There are so many recipe collections out there how do you know which books to choose. There are a number of things to consider: it depends on your level of skill in the kitchen; what sort of cuisine you like; and whom you’re cooking for. What recipe collections you choose to grace your kitchen shelf is purely personal, but if you’d like a helping hand here are some classic cookbooks that every keen cook should own.
Classic: a culinary bible, Larousse Gastronomique is a veritable encyclopedia of French classic recipes and techniques. No cook worth their salt should be without it.
Contemporary: Heston Blumenthal’s Fat Duck Cookbook may not be for the faint-hearted, but as he’s Britain’s gastronomic genius even if you don’t attempt the recipes it’s a must for the coffee table.
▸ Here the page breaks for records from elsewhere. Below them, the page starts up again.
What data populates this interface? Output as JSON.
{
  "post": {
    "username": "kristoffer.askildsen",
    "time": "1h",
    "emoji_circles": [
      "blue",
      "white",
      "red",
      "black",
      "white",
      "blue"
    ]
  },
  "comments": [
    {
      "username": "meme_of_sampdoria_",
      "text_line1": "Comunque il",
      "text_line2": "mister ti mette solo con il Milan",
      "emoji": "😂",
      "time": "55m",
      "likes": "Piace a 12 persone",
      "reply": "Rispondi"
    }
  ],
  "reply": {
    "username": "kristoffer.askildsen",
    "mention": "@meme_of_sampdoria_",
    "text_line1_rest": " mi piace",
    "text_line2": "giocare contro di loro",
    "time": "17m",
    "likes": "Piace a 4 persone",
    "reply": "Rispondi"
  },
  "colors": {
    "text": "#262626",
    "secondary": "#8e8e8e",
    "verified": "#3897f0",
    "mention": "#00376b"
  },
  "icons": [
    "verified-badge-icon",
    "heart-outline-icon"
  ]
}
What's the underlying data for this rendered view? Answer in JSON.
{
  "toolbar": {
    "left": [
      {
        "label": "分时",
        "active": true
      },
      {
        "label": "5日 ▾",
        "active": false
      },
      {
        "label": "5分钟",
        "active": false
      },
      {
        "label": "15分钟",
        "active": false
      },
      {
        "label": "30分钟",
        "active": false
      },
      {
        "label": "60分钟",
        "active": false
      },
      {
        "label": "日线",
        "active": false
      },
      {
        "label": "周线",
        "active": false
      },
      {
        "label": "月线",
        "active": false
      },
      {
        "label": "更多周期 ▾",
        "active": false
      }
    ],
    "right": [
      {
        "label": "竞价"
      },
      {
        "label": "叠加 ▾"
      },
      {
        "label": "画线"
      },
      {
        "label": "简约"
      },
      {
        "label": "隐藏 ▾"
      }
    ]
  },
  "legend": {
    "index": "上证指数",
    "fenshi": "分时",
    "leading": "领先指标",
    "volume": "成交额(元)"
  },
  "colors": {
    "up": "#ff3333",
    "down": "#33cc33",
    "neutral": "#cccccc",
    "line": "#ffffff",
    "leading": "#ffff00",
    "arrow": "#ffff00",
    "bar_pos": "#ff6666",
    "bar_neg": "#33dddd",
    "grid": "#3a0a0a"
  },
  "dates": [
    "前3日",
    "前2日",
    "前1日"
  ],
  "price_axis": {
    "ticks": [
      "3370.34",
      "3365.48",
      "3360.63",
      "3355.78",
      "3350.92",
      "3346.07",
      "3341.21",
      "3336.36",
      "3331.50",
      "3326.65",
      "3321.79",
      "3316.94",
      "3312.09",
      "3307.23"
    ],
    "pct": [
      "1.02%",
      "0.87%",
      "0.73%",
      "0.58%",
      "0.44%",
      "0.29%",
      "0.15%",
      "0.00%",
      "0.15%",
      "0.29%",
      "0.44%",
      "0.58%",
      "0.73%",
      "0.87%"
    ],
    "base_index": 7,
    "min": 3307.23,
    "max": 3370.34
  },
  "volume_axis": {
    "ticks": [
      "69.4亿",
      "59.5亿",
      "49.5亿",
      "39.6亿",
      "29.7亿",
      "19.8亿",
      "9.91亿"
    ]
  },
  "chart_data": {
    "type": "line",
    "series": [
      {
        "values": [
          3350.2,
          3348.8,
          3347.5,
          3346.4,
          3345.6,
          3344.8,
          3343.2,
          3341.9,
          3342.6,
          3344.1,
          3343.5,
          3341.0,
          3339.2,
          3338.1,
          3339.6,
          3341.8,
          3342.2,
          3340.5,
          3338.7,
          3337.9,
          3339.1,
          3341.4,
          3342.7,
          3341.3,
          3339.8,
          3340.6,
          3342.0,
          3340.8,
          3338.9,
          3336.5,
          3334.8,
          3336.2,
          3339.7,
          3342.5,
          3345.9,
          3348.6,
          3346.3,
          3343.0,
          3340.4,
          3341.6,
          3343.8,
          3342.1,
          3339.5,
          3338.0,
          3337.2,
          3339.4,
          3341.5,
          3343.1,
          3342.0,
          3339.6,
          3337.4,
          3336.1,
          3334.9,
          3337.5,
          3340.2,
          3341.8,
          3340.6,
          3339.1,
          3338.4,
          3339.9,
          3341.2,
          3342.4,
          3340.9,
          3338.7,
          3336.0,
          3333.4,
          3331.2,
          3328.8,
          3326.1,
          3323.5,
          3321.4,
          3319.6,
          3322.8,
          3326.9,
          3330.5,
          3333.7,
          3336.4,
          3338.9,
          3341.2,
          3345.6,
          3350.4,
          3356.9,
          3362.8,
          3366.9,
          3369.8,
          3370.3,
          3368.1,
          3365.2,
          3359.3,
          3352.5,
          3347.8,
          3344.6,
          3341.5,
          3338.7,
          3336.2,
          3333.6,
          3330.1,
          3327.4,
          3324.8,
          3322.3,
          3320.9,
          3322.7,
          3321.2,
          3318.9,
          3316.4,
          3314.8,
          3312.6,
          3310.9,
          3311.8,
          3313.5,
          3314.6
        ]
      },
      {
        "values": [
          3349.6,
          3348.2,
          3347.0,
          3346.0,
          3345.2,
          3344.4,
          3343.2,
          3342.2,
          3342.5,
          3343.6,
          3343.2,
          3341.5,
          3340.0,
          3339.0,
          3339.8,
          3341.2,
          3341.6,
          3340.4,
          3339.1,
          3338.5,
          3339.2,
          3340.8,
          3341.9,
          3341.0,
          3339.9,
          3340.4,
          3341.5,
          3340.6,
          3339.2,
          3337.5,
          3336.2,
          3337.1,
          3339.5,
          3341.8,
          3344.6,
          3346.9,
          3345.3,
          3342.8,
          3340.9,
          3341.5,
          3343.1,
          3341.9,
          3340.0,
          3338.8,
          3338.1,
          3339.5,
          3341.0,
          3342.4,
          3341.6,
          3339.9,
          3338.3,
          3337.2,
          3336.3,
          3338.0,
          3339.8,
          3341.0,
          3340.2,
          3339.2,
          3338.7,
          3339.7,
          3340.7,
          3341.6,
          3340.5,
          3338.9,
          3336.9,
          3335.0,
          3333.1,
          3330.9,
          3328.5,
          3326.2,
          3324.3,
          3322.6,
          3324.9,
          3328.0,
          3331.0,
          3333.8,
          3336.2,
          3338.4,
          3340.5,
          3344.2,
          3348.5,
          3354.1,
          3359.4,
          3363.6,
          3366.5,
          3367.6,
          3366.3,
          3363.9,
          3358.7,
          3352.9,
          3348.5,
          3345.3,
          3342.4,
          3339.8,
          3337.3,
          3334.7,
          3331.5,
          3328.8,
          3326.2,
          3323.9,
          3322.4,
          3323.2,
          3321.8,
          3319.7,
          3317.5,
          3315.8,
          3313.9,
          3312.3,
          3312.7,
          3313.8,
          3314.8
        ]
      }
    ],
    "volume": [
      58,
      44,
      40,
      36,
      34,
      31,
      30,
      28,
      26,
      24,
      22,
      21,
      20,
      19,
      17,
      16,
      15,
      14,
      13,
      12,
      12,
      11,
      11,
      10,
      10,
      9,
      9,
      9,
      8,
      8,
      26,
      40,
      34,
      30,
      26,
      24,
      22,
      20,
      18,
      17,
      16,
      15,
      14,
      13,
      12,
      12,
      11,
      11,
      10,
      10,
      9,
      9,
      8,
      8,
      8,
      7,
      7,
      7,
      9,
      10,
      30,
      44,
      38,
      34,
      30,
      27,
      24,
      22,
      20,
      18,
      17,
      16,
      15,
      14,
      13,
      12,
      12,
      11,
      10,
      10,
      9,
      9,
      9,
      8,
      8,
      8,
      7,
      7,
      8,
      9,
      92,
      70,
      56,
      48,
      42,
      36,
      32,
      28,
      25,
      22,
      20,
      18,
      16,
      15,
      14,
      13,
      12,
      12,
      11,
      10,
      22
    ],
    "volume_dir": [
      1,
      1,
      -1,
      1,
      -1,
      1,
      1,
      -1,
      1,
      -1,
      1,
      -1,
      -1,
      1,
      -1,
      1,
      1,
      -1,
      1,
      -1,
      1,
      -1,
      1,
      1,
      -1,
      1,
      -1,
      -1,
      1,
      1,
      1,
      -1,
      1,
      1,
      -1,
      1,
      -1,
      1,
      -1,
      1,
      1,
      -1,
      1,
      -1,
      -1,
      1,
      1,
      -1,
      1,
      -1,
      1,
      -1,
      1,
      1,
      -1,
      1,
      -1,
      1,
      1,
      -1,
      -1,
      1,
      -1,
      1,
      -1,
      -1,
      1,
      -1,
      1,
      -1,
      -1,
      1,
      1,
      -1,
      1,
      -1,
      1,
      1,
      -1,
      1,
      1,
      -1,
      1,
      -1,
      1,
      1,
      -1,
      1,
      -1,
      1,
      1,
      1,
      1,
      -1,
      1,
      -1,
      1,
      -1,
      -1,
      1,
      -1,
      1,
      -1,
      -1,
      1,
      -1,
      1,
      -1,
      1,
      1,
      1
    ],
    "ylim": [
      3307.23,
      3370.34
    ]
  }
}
Reference: already well on it way to becoming a classic, Niki Segnit’s Flavour Thesaurus about flavour combinations is both practical and inspirational.
Meat: there are a number of cookbooks that teach how to handle and cook meat but The Ginger Pig Meat Book is a particularly good one, partly because it’s been created by the founder of The Ginger Pig, a company adored by both chefs and the public alike for its high-quality meat products. Take it from the people that know.
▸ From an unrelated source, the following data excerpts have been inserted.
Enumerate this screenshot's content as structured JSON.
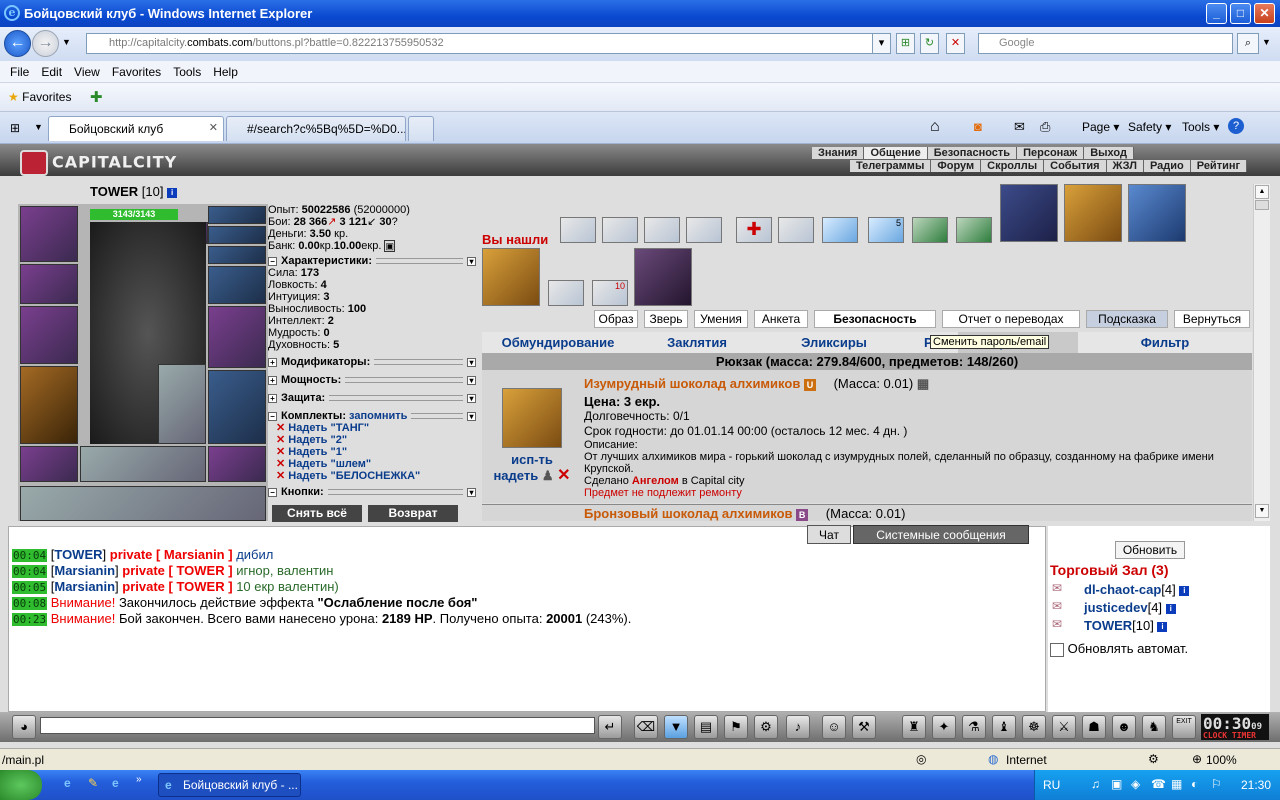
{
  "window": {
    "title": "Бойцовский клуб - Windows Internet Explorer"
  },
  "address": {
    "url_prefix": "http://capitalcity.",
    "url_domain": "combats.com",
    "url_suffix": "/buttons.pl?battle=0.822213755950532",
    "search_placeholder": "Google"
  },
  "menu": [
    "File",
    "Edit",
    "View",
    "Favorites",
    "Tools",
    "Help"
  ],
  "favorites": {
    "label": "Favorites"
  },
  "tabs": [
    {
      "label": "Бойцовский клуб"
    },
    {
      "label": "#/search?c%5Bq%5D=%D0..."
    }
  ],
  "commands": [
    "Page ▾",
    "Safety ▾",
    "Tools ▾"
  ],
  "site": {
    "logo": "CAPITALCITY",
    "nav1": [
      "Знания",
      "Общение",
      "Безопасность",
      "Персонаж",
      "Выход"
    ],
    "nav2": [
      "Телеграммы",
      "Форум",
      "Скроллы",
      "События",
      "ЖЗЛ",
      "Радио",
      "Рейтинг"
    ]
  },
  "character": {
    "name": "TOWER",
    "level": "[10]",
    "hp": "3143/3143"
  },
  "stats": {
    "exp_label": "Опыт:",
    "exp_value": "50022586",
    "exp_next": "(52000000)",
    "fights_label": "Бои:",
    "fights_wins": "28 366",
    "fights_losses": "3 121",
    "fights_draws": "30",
    "money_label": "Деньги:",
    "money_value": "3.50",
    "money_unit": "кр.",
    "bank_label": "Банк:",
    "bank_value": "0.00",
    "bank_unit1": "кр.",
    "bank_value2": "10.00",
    "bank_unit2": "екр.",
    "characteristics_header": "Характеристики:",
    "attributes": [
      {
        "label": "Сила:",
        "value": "173"
      },
      {
        "label": "Ловкость:",
        "value": "4"
      },
      {
        "label": "Интуиция:",
        "value": "3"
      },
      {
        "label": "Выносливость:",
        "value": "100"
      },
      {
        "label": "Интеллект:",
        "value": "2"
      },
      {
        "label": "Мудрость:",
        "value": "0"
      },
      {
        "label": "Духовность:",
        "value": "5"
      }
    ],
    "modifiers_header": "Модификаторы:",
    "power_header": "Мощность:",
    "defense_header": "Защита:",
    "kits_header": "Комплекты:",
    "kits_remember": "запомнить",
    "kits": [
      "Надеть \"ТАНГ\"",
      "Надеть \"2\"",
      "Надеть \"1\"",
      "Надеть \"шлем\"",
      "Надеть \"БЕЛОСНЕЖКА\""
    ],
    "buttons_header": "Кнопки:",
    "btn_remove_all": "Снять всё",
    "btn_return": "Возврат"
  },
  "found": {
    "label": "Вы нашли"
  },
  "belt_counts": {
    "slot_a": "5",
    "slot_b": "10"
  },
  "action_tabs": [
    "Образ",
    "Зверь",
    "Умения",
    "Анкета",
    "Безопасность",
    "Отчет о переводах",
    "Подсказка",
    "Вернуться"
  ],
  "tooltip": "Сменить пароль/email",
  "categories": [
    "Обмундирование",
    "Заклятия",
    "Эликсиры",
    "Р",
    "рочее",
    "Фильтр"
  ],
  "backpack": {
    "title": "Рюкзак (масса: 279.84/600, предметов: 148/260)"
  },
  "items": [
    {
      "name": "Изумрудный шоколад алхимиков",
      "badge": "U",
      "mass": "(Масса: 0.01)",
      "price": "Цена: 3 екр.",
      "durability": "Долговечность: 0/1",
      "expiry": "Срок годности: до 01.01.14 00:00 (осталось 12 мес. 4 дн. )",
      "desc_label": "Описание:",
      "desc": "От лучших алхимиков мира - горький шоколад с изумрудных полей, сделанный по образцу, созданному на фабрике имени Крупской.",
      "made_prefix": "Сделано",
      "made_by": "Ангелом",
      "made_suffix": "в Capital city",
      "no_repair": "Предмет не подлежит ремонту",
      "action_use": "исп-ть",
      "action_wear": "надеть"
    },
    {
      "name": "Бронзовый шоколад алхимиков",
      "badge": "B",
      "mass": "(Масса: 0.01)"
    }
  ],
  "chat": {
    "tab_chat": "Чат",
    "tab_system": "Системные сообщения",
    "lines": [
      {
        "time": "00:04",
        "from": "TOWER",
        "priv": "private [ Marsianin ]",
        "text": "дибил"
      },
      {
        "time": "00:04",
        "from": "Marsianin",
        "priv": "private [ TOWER ]",
        "text": "игнор, валентин"
      },
      {
        "time": "00:05",
        "from": "Marsianin",
        "priv": "private [ TOWER ]",
        "text": "10 екр валентин)"
      }
    ],
    "sys1": {
      "time": "00:08",
      "warn": "Внимание!",
      "text": "Закончилось действие эффекта",
      "effect": "\"Ослабление после боя\""
    },
    "sys2": {
      "time": "00:23",
      "warn": "Внимание!",
      "text1": "Бой закончен. Всего вами нанесено урона:",
      "dmg": "2189 HP",
      "text2": ". Получено опыта:",
      "exp": "20001",
      "text3": "(243%)."
    }
  },
  "trade": {
    "refresh": "Обновить",
    "title": "Торговый Зал (3)",
    "users": [
      {
        "name": "dl-chaot-cap",
        "level": "[4]"
      },
      {
        "name": "justicedev",
        "level": "[4]"
      },
      {
        "name": "TOWER",
        "level": "[10]"
      }
    ],
    "auto": "Обновлять автомат."
  },
  "clock": {
    "time": "00:30",
    "sec": "09",
    "label": "CLOCK TIMER"
  },
  "status": {
    "left": "/main.pl",
    "zone": "Internet",
    "zoom": "100%"
  },
  "taskbar": {
    "item": "Бойцовский клуб - ...",
    "lang": "RU",
    "time": "21:30"
  },
  "colors": {
    "accent_blue": "#0a3c8c",
    "warn_red": "#e00000",
    "hp_green": "#2fbd2f",
    "item_orange": "#c85a08"
  }
}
Fish: a good one is Fish by Tom Aikens. This well produced book, by the talented young chef Tom Aikens, features recipes for both popular and neglected fish varieties. There are also step-by-step guides to essential techniques such as filleting and descaling.
British: British produce is of great importance to Mark Hix and, as a chef also known for extolling the virtues of seasonality, his book British Seasonal Food is an excellent choice of tome if you want to celebrate the best Blighty has to offer.
Indian: Indian is a fantastic cuisine to make at home and Michelin starred chef Atul Kochar’s book Simple Indian is accessible, easy-to-follow and beautifully photographed. Try a few of these authentic recipes and you’ll never order takeaway again.